When “Sweet Smell” was released in 1957, many critics regarded Mr. Mackendrick as a promising live-wire comparable to Stanley Kubrick. This was easily justified if you had seen “Ladykillers” and “Sweet Smell” more or less back-to-back in roughly the same time frame you were seeing “The Killing” and “Paths of Glory.”

There was a slight catch: It turned out that Mr. Mackendrick did not qualify as a precocious newcomer. He was in his 40s by the time Hollywood recruited him. Although “Sweet Smell” made an unsavory impact, it was also a notorious box office flop in first run. The title of Mr. Mackendrick’s final feature, “Don’t Make Waves,” turned out to be even more ironic. The film reunited him with Tony Curtis, this time in a romantic farce. “Waves” (1967) is a period piece both inventive and astonishing enough to reward rediscovery, but it didn’t make a splash of the career-advancing kind either.
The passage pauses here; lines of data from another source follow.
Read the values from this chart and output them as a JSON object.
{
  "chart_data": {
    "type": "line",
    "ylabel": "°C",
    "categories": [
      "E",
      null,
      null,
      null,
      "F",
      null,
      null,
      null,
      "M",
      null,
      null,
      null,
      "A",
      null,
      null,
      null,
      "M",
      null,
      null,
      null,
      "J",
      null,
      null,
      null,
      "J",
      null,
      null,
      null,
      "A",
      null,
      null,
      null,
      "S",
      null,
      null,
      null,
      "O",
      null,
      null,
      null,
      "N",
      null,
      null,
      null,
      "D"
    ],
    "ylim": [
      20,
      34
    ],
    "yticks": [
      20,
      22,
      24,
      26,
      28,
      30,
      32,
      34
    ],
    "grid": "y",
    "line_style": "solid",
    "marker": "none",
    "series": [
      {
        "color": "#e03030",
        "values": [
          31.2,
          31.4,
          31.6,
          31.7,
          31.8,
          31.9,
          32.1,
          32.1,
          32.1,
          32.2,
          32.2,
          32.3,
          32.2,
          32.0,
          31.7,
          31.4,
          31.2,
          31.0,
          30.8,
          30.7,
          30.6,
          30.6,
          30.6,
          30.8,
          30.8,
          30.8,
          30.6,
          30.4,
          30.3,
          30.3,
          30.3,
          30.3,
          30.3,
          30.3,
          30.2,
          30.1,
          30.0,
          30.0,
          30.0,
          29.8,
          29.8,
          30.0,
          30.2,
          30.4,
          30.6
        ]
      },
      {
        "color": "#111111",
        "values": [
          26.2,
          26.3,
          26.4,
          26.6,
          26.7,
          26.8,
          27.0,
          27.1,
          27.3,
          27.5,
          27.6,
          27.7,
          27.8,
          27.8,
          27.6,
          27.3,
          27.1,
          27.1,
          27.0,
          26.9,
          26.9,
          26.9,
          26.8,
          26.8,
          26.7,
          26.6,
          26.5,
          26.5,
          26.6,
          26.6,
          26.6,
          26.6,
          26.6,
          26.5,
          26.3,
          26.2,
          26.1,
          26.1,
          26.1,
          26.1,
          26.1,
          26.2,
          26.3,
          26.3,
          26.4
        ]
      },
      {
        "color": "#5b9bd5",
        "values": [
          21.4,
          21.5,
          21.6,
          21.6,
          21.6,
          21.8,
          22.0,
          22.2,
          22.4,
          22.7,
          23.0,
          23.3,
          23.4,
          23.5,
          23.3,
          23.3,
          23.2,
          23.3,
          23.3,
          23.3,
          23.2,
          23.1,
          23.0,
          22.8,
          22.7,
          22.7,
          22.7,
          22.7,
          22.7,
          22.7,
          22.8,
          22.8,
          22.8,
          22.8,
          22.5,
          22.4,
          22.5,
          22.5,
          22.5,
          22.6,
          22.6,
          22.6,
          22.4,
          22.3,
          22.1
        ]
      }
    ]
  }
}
By the time an ambitious biopic about Mary, Queen of Scots (meant to showcase Genevieve Bujold at that time) was canceled by one of the major studios, Mr. Mackendrick was receptive to the idea of an academic career. To the surprise of many peers, it evidently contented him for the remainder of his professional life. During the next generation, he became a revered figure in the industry despite self-exile in Valencia.

A sense of humor seems to have accompanied Mr. Mackendrick to the academy. Paul Cronin, the editor of “On Film-making,” quotes his subject as follows: “The idea of starting as dean of an art school when you haven’t completed art school yourself seemed too funny to resist.”

After a year of art school in Glasgow, Mr. Mackendrick, initially an aspiring illustrator and cartoonist, had gone to work as a layout artist at the J. Walter Thompson advertising agency in London. During World War II, he was involved in documentary and propaganda filmmaking for the British government. At Ealing, he came up through the ranks, beginning as one of the staff writers obliged to do new drafts of unfinished or problematic screenplays within a six-week deadline.

This body of experience produced a methodical, disciplined outlook that must have clashed — in a humorously resistant way — with the start-up mystique of CalArts, where all students were budding artists by definition. Many enrolled in Dean Mackendrick’s courses on “dramatic construction” and “film grammar” probably encountered less than total indulgence for their aspirations as “total filmmakers” — impatient with such groundwork as story structure and systematic preparation before launching into the creation of imagery in a spirit of ecstatic self-expression.

According to Mr. Cronin, Mr. Mackendrick did not draw on his own body of work, as a rule. That may be a pity, since the most readable chapters in the book tend to emphasize lessons and revelations that derive from an Ealing apprenticeship and the pre-prod- uction phases of “Man in the White Suit,” “Ladykillers” and “Sweet Smell.”

A former student and teaching assistant, James Mangold, is currently the director of “Walk the Line.” He recalls the salutary nature of the Mackendrick influence:

“Sandy believed there were certain ‘rules’ that serve as the bedrock of narrative storytelling. … But he encountered many students over the years who felt that stories needed to have something of a magic and unknowable element … and who were resistant to the way he reduced narratives to their nuts and bolts. … Though he liked to explore the work of so-called ‘experimental’ filmmakers, Sandy represented the old guard. He believed there were certain skills that storytellers needed to acquire before flushing their psyches out through their art.”

As a freshman, Mr. Mangold was overwhelmed by the seven pages of notes his teacher returned in response to a “three-page screenplay, cobbled together the night before.” The reciprocal effort compelled him to take every assignment seriously. “I have come to understand that within those seven pages that pulled apart and annihilated my work, Sandy’s lesson was that in order to make something good, real diligence is needed. He was never a 9-to-5 teacher, and we never felt … that he had left his ideas and students behind.”